Sea of Madness
In the back of our heads we have an image of how people around us and the rest of the world SHOULD be. We look back to where we’ve traveled in this life journey and we think of how everything COULD have been. We are lucky if things were and are close enough to these expectations. How unfortunate we must feel if it were otherwise, yes?
It is this falling short of expectations that we need to manage correctly because failure to do so can cause irreparable stress and damage.
I cannot seem to find the post where I may have mentioned that lesson I learned that life is like a wild river ride. There is the slow flow, rapids, twists and turns, obstacles and debris. Perhaps there is even the fearsome Piranha or Croc that would eat us alive if we are unfortunate enough to take a dip at the wrong section. There are many things beyond our control regardless of how we imagined the river to be. As we go down the river, there is no getting upset at why the river is the way it is, why obstacles and debris get in the way, why the treachery and danger lie where they do. We deal with it as best as we can with the advanced knowledge of the river from those who have been there before but more importantly, facing situations that we may discover for ourselves.
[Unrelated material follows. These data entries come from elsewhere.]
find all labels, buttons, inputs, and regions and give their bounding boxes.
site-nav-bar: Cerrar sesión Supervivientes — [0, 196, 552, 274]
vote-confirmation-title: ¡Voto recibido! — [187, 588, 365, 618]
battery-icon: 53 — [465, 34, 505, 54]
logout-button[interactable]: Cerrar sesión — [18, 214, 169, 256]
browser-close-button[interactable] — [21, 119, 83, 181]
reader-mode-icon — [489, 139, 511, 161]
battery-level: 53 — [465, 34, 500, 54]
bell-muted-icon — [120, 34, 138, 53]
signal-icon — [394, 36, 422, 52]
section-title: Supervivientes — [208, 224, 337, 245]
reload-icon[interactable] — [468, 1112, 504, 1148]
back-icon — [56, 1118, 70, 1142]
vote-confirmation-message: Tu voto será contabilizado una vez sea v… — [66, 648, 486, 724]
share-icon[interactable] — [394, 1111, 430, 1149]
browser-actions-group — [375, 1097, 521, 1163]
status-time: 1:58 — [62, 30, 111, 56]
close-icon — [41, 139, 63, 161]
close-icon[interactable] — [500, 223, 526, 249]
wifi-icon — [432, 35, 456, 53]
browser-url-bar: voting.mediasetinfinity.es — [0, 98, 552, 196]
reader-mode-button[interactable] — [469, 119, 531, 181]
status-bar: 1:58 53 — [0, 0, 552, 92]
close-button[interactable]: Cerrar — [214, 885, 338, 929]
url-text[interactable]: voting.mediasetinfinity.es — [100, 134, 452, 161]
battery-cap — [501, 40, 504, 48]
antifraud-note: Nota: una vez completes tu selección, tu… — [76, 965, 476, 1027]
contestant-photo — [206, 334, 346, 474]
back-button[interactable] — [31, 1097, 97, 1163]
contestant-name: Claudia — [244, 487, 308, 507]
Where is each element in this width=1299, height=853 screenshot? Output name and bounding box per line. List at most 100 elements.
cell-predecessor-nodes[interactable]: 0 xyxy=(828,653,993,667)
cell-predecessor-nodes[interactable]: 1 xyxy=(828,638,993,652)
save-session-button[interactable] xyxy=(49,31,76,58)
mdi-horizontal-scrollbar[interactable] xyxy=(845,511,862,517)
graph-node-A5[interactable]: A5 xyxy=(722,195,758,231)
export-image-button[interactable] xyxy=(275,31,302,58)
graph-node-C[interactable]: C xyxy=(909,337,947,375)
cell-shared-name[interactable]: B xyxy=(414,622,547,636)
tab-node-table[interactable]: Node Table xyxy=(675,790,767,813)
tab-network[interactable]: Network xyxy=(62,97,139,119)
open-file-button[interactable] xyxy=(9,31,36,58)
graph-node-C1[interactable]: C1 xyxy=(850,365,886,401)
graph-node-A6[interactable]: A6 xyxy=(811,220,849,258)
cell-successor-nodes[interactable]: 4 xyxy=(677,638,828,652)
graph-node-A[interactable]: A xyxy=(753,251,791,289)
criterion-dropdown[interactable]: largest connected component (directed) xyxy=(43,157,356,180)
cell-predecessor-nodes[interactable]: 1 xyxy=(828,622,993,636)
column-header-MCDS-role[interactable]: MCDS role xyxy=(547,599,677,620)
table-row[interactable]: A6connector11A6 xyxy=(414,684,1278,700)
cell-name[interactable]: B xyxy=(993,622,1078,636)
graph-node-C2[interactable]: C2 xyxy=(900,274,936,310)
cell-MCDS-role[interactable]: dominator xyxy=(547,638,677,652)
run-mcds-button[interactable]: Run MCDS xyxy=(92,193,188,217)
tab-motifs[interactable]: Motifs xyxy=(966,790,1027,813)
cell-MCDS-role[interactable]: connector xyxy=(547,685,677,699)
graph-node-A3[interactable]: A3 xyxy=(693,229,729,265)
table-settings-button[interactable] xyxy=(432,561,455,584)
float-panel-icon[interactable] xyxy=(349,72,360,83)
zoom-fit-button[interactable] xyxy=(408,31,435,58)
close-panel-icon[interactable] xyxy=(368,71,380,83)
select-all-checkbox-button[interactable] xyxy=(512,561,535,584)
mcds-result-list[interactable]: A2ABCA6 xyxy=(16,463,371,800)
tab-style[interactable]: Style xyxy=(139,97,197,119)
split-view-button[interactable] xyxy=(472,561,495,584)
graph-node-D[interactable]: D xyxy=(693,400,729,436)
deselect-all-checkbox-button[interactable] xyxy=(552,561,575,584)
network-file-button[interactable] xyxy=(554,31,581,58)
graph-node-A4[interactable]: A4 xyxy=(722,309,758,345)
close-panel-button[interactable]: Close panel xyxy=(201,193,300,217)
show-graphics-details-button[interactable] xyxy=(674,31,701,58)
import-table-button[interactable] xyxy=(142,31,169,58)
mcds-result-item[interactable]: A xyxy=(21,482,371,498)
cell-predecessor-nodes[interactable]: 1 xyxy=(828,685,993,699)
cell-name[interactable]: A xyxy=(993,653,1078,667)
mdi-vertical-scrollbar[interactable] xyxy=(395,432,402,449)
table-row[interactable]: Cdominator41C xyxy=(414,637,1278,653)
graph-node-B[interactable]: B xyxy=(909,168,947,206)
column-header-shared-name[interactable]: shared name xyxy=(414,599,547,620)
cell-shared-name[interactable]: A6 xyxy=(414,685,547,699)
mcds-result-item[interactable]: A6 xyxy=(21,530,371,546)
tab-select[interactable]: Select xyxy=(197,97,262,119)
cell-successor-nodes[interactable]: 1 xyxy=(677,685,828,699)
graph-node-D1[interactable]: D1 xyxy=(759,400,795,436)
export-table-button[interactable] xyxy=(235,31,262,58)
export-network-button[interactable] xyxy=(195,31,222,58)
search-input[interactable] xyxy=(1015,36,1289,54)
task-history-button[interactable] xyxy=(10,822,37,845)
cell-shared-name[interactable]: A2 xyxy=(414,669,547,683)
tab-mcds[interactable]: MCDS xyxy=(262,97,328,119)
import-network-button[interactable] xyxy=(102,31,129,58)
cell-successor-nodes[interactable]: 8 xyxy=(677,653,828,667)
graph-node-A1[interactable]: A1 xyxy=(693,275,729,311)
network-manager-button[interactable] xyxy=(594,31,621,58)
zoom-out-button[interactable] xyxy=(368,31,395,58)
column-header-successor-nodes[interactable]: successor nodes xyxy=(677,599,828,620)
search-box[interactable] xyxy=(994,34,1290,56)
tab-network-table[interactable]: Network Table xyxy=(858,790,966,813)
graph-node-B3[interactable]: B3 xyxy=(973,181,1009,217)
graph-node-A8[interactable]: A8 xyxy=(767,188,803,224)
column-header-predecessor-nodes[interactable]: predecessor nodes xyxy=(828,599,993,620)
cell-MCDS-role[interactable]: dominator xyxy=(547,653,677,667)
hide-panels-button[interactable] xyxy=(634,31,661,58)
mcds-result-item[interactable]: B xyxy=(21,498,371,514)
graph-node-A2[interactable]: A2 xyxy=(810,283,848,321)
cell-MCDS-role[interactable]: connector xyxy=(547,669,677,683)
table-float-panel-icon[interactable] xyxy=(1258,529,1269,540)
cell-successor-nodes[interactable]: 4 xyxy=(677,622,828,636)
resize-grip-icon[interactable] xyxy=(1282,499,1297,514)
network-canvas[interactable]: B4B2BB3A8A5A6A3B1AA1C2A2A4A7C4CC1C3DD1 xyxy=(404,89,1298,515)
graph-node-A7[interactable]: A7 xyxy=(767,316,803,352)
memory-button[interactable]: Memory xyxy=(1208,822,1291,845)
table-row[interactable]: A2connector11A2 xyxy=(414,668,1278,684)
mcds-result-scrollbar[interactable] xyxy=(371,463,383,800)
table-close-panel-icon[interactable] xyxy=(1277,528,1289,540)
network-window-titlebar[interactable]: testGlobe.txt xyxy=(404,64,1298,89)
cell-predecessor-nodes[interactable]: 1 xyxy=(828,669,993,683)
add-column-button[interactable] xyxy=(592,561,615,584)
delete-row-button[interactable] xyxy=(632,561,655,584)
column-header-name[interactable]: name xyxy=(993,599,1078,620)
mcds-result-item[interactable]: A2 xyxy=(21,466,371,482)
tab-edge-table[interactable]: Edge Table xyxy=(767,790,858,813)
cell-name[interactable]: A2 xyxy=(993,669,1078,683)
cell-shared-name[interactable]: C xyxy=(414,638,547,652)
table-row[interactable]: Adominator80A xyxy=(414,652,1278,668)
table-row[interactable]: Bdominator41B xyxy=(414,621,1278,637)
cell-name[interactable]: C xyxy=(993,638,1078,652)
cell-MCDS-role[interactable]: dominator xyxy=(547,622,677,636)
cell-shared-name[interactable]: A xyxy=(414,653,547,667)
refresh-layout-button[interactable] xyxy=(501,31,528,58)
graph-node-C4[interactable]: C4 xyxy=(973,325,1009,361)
But always never letting it get the better of us but rather maneuvering ourselves out of the situation and staying out of trouble.
So I wonder why is it that in the real world we get upset when traffic is awful, when people behave outside our box of expectations, when things go wrong, when the weather becomes unbearable or the cupboard is bare, when nothing seems to turn out as expected. And because of this we stress out, get cranky, mad, get overburdened, smoke and drink ourselves numb or simply go into depression. Why can we not just take things for what they are and deal with them accordingly.
I remember now..it was not about a river but a walk through a forest in my post Perception “When I get irritated by people or their behavior, I wonder why I don’t react in the same vicious way when I walk in the woods and mosquitoes, flies and other insects pester me or even when a log or rock blocks my path. I take this attitude when I want to have a peaceful day or need to go through heavy traffic. I imagine walking through a jungle where I have no judgement over the conditions and creatures that threaten or get in my way. Instead I deal with them as givens in a wild world and act accordingly. Can you imagine screaming at a fly or cursing a boulder? Or allowing cows’ dung in the middle of the path to ruin your day/vacation?”
I get misunderstood a lot when I define people and situations as they are. When I tag someone as lazy, incompetent, disrespectful, dishonest, hardworking, assertive, loud, shy, liar, reliable or whatever personality type they may exhibit, it is based on what these persons have chosen to manifest and show me. They can brag about how great they have done in the past but their present actions and results will be the final judge. They can give me references of people they work greatly with but how we relate to each other defines our compatibility. I have seen brilliant people reduced to a flicker. I have also seen mediocrity turn into excellence. I don’t take people for what they have been or how they are with other people. I take them for what they are…now…with me. This tendency to define people gave rise to the monicker “profiler”. Yes I confess. I profile every person I meet. I define every situation I’m in. And for very obvious reasons. In order to know how I need to relate to them (personal universe). I cannot be expected to be candid and open with someone who is a gossiper and rumor monger. I cannot be casual in precarious situations. I cannot entrust something to someone who is not trustworthy. In many instances honesty is not the best policy.
As a life coach, I have made it a point to get to know the people I work with. Just like a basketball player, I need to know my team so that when the last seconds of the game require the crucial 3 point shot I know whom to pass the ball to. I also need to get to know my opponents so that I can avoid or brace myself from the dirty players. For a team coach, a game plan cannot be designed effectively without knowing the players first.
I go through life seemingly unaffected, cold, harsh and brutal appearing to be self centered and inconsiderate. I am only taking care of my sanity because I will never let the nature of the wild river, its obstacles and debris, hidden dangers and threats, my own delusions and false expectations get the better of me. I treat people and situations just they way they are. No presumptions, no illusions. Just simple objectivity.
I guess when we consider the complexity of life…it is no longer a wild river ride…it is a sea of madness. Sail On!